Enclausurado numa armadilha de medo, pego-me a sugerir façanhas de fuga para minha mente conturbada, mesmo que meu corpo jamais obedeça a qualquer estímulo de liberdade - tão preso que está. E mesmo que nada escute, além dos sons de meu próprio cansaço, sei que em breve, por alguma barulhenta porta de ferro, um alguém desconhecido fará caminho e se encarregará de mostrar-me meu destino. A ilusão é minha única aliada e também a pior inimiga.

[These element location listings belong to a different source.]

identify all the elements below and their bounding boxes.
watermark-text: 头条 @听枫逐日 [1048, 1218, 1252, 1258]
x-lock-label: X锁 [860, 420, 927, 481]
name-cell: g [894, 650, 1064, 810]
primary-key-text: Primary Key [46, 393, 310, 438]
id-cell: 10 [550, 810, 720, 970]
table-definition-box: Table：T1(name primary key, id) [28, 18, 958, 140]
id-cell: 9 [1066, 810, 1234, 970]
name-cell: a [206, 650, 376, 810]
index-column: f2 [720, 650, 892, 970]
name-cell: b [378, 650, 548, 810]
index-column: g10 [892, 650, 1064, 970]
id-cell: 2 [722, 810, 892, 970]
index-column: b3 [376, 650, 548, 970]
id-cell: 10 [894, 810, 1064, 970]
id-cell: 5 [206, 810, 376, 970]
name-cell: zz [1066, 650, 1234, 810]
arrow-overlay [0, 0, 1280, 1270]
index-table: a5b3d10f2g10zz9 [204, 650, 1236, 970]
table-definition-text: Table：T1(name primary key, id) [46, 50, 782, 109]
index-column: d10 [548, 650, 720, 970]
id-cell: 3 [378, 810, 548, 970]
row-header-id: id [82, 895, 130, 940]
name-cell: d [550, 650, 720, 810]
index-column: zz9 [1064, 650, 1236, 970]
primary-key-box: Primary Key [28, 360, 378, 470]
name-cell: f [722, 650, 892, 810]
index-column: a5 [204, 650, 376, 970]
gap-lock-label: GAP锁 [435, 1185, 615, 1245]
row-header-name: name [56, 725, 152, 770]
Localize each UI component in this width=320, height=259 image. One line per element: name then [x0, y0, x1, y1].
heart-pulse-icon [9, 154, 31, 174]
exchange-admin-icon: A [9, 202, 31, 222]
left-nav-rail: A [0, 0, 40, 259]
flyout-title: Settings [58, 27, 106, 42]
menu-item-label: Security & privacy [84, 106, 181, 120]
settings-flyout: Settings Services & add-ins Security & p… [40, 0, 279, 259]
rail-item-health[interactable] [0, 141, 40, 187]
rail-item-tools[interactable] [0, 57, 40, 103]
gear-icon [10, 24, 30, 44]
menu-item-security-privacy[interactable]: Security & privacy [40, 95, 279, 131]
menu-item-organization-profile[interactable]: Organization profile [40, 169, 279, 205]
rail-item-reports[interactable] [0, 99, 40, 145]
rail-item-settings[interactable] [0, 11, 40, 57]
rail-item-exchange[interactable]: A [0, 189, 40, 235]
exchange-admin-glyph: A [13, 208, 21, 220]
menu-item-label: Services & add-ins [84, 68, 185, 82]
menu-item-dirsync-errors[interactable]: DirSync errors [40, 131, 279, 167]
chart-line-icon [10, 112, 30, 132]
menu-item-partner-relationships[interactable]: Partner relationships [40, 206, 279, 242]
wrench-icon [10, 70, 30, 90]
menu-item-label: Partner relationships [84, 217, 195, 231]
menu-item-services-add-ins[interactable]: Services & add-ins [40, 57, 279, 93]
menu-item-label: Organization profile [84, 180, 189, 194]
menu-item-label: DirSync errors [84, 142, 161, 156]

Solidão. Num breve momento, enquanto apenas imagino o que se seguirá, uma saudade de pessoas que jamais conhecerei, de lugares que jamais verei engloba meus pensamentos. O tempo segue em frente, sempre linear – tão somente lá fora, pois aqui o tempo não existe e a angústia reina soberana em seu trono de ouro. Sinto-me como o sem graça bobo da corte, que não mais sendo útil, logo na primeira oportunidade, perde a cabeça.

Duas e meia.

Passos, não apenas de uma pessoa, mas de várias. Um sapateado incomum em meio a tanto, anterior, silêncio. Uma música mortuária ou uma dança em torno de meu próprio túmulo, ou seria apenas o abismo ao qual sou arremessado? Daqui pra frente vejo tudo claramente. Talvez tenha sido pego por engano, mas quem me ouviria falar por debaixo desse trapo que me cobre a cabeça por completo? Antes mesmo de qualquer brincadeira mortal começar, sinto as dores de uma pancada imaginária, tão intensa que quase real. Aperto meus olhos com força, enquanto meu corpo treme, deixo-me inclinar para frente, o homem diante da guilhotina, o público grita por sangue – meu sangue!

Uma hora atrás estava apenas na rua, caminhando para casa, num dia de sol como outro qualquer. Não imaginei que pudesse ser o último de minha vida, não antes daquele carro parar diante de mim e dele dois homens saírem, agarrando-me rapidamente. Mal pude pensar em pedir ajuda, na verdade nem pensei. Deixei que minhas atividades ilícitas traçassem meu caminho, e todas elas o fazem, sem dó ou piedade.

Os passos continuam e uma voz ecoa no local fechado e úmido, propício para um fim cinematográfico. Tiram-me o capuz e quando penso em dizer algo, acabou. O rosto branco, escondido por uma barba espessa e sombria, é o autor do único disparo.

Duas e quarenta e cinco

Tudo está claro, vejo ao meu lado um corpo avermelhado, aberto e sem vida. Uma mulher me olha atentamente, e num minuto reconheço o rosto de minha adorada esposa. Tão doce, suave, agora tomada por uma rigidez inexplicável, a feição séria e inerte não me deixa dúvidas. Minhas roupas luxuosas agora são nada naquele chão imundo e minha vida jaz ali mesmo.

Um homem deixa de existir, uma mulher ganha seu prêmio merecido por tão meticulosa façanha. Um morto fala o que não poderia falar e uma música horrenda toca – a água brincando com a canoa da morte!